Already Hagen has heard from his crews that they believe the mowers run cooler, but weather could be a factor. Since the article in the Northwest Herald was published on Sunday, he has received 42 calls from existing customers and potential ones, including a high-end HOA that wants to go green.

Seeing that alternative, sustainable fuel sources are producing both savings and added business, Hagen has also started looking into the new Ford F-150 that is fueled by both gasoline and compressed natural gas.

A Ringers Landscaping employee uses a Gravely Pro-Walk Hydro LP 48. Photo: Ringers LandscapingA Ringers Landscaping employee uses a Gravely Pro-Walk Hydro LP 48.
Photo: Ringers Landscaping

Another Illinois landscaping company has recently switched its fleet to propane, but rebates were simply a happy coincidence for Ringers Landscaping. This company was driven to find an alternative fuel due to its focus on sustainability.

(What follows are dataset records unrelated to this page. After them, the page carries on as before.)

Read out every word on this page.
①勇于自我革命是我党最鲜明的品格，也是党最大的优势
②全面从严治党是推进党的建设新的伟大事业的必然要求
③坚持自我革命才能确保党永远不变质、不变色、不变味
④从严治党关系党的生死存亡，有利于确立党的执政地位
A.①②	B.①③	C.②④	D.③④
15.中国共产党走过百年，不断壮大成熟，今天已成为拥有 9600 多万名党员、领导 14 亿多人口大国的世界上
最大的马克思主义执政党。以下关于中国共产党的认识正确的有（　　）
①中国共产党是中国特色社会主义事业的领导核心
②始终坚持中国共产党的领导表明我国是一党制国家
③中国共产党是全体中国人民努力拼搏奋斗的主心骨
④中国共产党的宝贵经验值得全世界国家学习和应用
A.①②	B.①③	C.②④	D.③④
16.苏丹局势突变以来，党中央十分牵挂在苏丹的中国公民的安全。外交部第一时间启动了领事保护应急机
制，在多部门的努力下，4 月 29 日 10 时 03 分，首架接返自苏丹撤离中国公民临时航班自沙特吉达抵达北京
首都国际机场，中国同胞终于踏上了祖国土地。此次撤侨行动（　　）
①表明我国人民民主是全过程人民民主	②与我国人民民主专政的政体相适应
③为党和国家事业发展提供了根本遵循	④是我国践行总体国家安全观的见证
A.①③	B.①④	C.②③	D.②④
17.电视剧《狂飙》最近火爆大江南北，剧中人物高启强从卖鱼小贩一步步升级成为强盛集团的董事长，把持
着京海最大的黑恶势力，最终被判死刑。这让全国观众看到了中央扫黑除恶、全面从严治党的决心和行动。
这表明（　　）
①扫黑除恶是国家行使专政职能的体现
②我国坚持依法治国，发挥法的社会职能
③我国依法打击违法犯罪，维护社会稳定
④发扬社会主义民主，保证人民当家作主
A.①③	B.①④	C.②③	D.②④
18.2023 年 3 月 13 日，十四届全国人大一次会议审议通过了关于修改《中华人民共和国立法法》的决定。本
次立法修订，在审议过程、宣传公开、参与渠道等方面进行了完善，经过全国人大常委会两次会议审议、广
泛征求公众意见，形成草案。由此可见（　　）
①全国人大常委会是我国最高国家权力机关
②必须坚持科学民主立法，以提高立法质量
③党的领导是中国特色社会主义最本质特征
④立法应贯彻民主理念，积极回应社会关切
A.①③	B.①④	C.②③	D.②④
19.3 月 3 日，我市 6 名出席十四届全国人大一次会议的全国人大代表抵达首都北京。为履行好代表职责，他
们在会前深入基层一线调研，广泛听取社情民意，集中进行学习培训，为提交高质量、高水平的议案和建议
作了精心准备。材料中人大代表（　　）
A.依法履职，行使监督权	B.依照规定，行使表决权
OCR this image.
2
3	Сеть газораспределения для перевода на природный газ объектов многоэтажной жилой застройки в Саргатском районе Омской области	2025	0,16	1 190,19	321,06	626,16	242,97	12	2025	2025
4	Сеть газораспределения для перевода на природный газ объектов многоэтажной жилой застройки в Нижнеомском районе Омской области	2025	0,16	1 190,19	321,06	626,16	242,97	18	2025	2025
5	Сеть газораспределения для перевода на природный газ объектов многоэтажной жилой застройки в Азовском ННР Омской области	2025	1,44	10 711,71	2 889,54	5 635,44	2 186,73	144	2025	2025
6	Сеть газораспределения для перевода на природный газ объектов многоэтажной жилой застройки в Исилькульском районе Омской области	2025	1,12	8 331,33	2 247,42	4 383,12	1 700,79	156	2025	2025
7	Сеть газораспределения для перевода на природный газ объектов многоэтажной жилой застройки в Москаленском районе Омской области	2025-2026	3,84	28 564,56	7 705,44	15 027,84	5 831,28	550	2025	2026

Ringers Landscaping’s ultimate goal is not to rely on gasoline at all, so it is working slowly toward that goal with its sustainable action plan. In 2014, the company tested propane power by converting one mower. After seeing that it worked well, they traded in the rest in 2015 for propane mowers.

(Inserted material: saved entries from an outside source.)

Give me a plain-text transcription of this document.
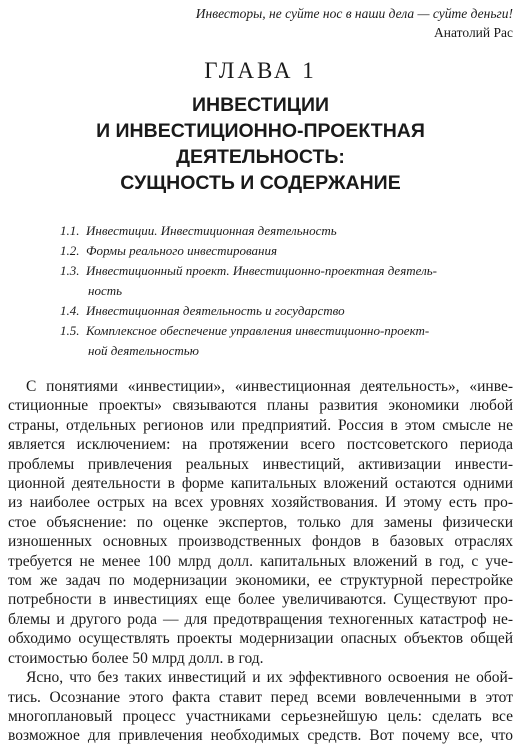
Инвесторы, не суйте нос в наши дела — суйте деньги!
Анатолий Рас
ГЛАВА 1
ИНВЕСТИЦИИ
И ИНВЕСТИЦИОННО-ПРОЕКТНАЯ
ДЕЯТЕЛЬНОСТЬ:
СУЩНОСТЬ И СОДЕРЖАНИЕ
1.1. Инвестиции. Инвестиционная деятельность
1.2. Формы реального инвестирования
1.3. Инвестиционный проект. Инвестиционно-проектная деятель-
ность
1.4. Инвестиционная деятельность и государство
1.5. Комплексное обеспечение управления инвестиционно-проект-
ной деятельностью
С понятиями «инвестиции», «инвестиционная деятельность», «инве-
стиционные проекты» связываются планы развития экономики любой
страны, отдельных регионов или предприятий. Россия в этом смысле не
является исключением: на протяжении всего постсоветского периода
проблемы привлечения реальных инвестиций, активизации инвести-
ционной деятельности в форме капитальных вложений остаются одними
из наиболее острых на всех уровнях хозяйствования. И этому есть про-
стое объяснение: по оценке экспертов, только для замены физически
изношенных основных производственных фондов в базовых отраслях
требуется не менее 100 млрд долл. капитальных вложений в год, с уче-
том же задач по модернизации экономики, ее структурной перестройке
потребности в инвестициях еще более увеличиваются. Существуют про-
блемы и другого рода — для предотвращения техногенных катастроф не-
обходимо осуществлять проекты модернизации опасных объектов общей
стоимостью более 50 млрд долл. в год.
Ясно, что без таких инвестиций и их эффективного освоения не обой-
тись. Осознание этого факта ставит перед всеми вовлеченными в этот
многоплановый процесс участниками серьезнейшую цель: сделать все
возможное для привлечения необходимых средств. Вот почему все, что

Fortunately for Ringers, the state of Illinois was offering $1,500 for every new propane mower purchased and the federal government was offering $2,000 per propane mower in 2015.

“Obviously it was a good move for me in 2015, but I was going to make the switch eventually anyway,” Erik Ringstrand, owner of Ringers Landscaping, said Monday. “You’re saving money with propane. There is less maintenance. It’s better business. It’s more efficient.

“I understand big companies can’t convert easily, but for small companies with 10 mowers or less, it should be a no-brainer.”

Ringers Landscaping polled their customers last year and 90 percent said that it was important to them that the company used an alternative fuel that was better for the environment.

“I think customers look at our industry as dirty and when companies like ours are taking an interest in being cleaner, it makes us stand out,” Ringstrand said. “We get clients all the time, and we may be $5 or $10 more than our competitors and people will still choose us because they know we’re using propane.”